Reputation: 173
I am working on an algorithm to find the first duplicate element in an array of numbers. I understand to do this i should sort my array (using merge sort in O(nlogn)) and then iterate through the array while performing a binary search on the elements (O(logn)). So the total runtime of my algorithm is O(nlogn)+O(logn)= O(nlogn). My question is what am I missing to make it O(nlog²n). I do not understand why the log would be squared.
The problem statement:
You receive a list of integers, one at a time, a1,a2,... and I want you to find the first time an ai comes up that has occurred previously, i.e. find the smallest i such that all the a1,a2,...,ai-1 are distinct but ai=aj for some
1≤j<i
. Describe an O(i log2 i) time algorithm to find the smallest i. ( Give an algorithm in recursive form and show its running time using the Master Theorem. )
Upvotes: 1
Views: 588
Reputation: 26117
Finding a repeated element should only take O(n log n) time.
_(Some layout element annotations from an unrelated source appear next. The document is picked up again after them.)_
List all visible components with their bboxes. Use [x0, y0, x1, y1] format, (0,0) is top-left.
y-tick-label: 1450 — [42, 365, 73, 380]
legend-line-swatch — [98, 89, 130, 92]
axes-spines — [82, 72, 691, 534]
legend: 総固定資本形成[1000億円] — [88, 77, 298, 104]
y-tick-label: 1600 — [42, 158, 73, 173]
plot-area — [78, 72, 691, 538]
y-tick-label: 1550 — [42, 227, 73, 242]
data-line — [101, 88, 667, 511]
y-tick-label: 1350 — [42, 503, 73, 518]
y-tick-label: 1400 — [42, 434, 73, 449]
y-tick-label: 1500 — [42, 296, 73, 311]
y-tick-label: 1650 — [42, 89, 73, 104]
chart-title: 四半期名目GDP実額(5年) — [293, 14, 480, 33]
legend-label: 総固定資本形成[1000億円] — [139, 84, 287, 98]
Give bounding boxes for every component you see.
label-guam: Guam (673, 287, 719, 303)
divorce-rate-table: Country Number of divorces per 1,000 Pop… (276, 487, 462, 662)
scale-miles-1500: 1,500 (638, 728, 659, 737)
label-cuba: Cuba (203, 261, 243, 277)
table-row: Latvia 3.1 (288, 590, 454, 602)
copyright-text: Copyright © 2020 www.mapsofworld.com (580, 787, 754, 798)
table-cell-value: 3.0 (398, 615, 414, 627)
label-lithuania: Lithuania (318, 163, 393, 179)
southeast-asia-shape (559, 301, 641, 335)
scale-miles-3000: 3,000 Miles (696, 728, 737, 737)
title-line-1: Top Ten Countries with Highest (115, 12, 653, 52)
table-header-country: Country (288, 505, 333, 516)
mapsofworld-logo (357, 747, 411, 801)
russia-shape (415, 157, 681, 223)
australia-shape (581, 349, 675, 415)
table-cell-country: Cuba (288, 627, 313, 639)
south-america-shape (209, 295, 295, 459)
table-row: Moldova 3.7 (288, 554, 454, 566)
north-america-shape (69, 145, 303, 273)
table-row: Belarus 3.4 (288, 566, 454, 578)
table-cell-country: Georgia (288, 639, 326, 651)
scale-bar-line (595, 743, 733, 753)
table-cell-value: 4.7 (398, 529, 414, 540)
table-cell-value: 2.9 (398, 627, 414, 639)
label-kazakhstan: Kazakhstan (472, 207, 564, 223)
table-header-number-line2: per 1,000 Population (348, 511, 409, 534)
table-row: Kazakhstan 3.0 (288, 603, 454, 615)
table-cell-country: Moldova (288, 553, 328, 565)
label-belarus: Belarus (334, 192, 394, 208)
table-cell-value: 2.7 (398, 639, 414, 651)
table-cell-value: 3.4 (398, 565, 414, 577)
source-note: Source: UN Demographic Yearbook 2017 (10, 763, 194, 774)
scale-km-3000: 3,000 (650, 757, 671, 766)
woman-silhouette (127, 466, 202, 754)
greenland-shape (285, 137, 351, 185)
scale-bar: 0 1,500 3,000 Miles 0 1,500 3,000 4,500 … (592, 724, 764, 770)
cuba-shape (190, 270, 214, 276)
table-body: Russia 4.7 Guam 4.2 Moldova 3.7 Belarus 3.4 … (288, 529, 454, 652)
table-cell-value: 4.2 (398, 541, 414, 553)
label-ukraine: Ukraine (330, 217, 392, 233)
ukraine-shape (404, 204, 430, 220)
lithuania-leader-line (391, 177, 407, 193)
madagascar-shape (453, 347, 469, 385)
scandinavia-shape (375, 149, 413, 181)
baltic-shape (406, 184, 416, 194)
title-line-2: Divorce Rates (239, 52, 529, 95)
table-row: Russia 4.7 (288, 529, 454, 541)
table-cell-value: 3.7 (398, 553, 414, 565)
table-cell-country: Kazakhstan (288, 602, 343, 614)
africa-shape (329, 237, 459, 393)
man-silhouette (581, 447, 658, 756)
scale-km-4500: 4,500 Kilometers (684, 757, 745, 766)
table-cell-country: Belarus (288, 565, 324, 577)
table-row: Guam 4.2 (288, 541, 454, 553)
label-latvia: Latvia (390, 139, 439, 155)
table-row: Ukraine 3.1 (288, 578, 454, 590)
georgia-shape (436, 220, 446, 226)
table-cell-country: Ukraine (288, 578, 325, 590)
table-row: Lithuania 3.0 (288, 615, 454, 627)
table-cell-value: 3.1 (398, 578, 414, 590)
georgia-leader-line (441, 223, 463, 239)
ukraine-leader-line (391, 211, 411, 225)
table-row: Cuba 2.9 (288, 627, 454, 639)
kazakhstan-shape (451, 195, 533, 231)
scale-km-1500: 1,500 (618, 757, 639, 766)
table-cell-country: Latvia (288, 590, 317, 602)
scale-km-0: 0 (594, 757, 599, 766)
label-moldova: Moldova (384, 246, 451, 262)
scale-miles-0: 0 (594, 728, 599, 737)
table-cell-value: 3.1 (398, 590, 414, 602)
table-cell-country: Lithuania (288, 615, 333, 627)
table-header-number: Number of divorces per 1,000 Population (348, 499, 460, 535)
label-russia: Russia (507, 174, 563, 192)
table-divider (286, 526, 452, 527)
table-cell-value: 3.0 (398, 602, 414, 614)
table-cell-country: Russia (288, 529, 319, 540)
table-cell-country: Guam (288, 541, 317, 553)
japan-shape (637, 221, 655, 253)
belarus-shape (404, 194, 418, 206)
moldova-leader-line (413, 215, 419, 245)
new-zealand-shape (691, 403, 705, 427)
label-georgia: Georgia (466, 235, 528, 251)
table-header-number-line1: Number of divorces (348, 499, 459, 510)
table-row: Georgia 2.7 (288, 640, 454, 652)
Once you have sorted your array, your repeated elements will all be next to each other; you shouldn't need to perform a binary search.
Edit in response to the edited question:
If, instead of a batch task, you need an online streaming algorithm, then you can use a balanced search tree of elements already encountered. This should provide O(i log i) performance over the first i elements.
Upvotes: 2
Reputation: 178531
Your algorithm is incorrect, as it runs slower than the requirements of the actual question.
The question specifically asks to run in O(i logi)
time, where i
being the first dupe. If you do your algorirthm when stream of numbers is done, you are too slow (the stream could also be infinite!) If you repeat your algorithm for each new number, it will run too slow (1log1 + 2log2 + 3log3 + ... + ilogi
which is not in O(ilogi)
).
You could do so by maintaining a set (based on a self balancing BST), and when a new element comes:
check if it is in the set
if it is:
abort - found the first dupe
otherwise:
add it.
Also note, the requirement (as you gave it) is O(i log_2i)
, and not O(i*log^2(i))
Upvotes: 3
Reputation: 4410
Use a BST as follows:
- Initialize a Binary Search Tree
- For each new element that comes along, insert it in the tree and update the tree
- Whenever you find an element that was already present in the BST, => you have found the smallest i index
The complexity for updating the tree is O(kLogk) when inserting the k'th element.
Upvotes: 3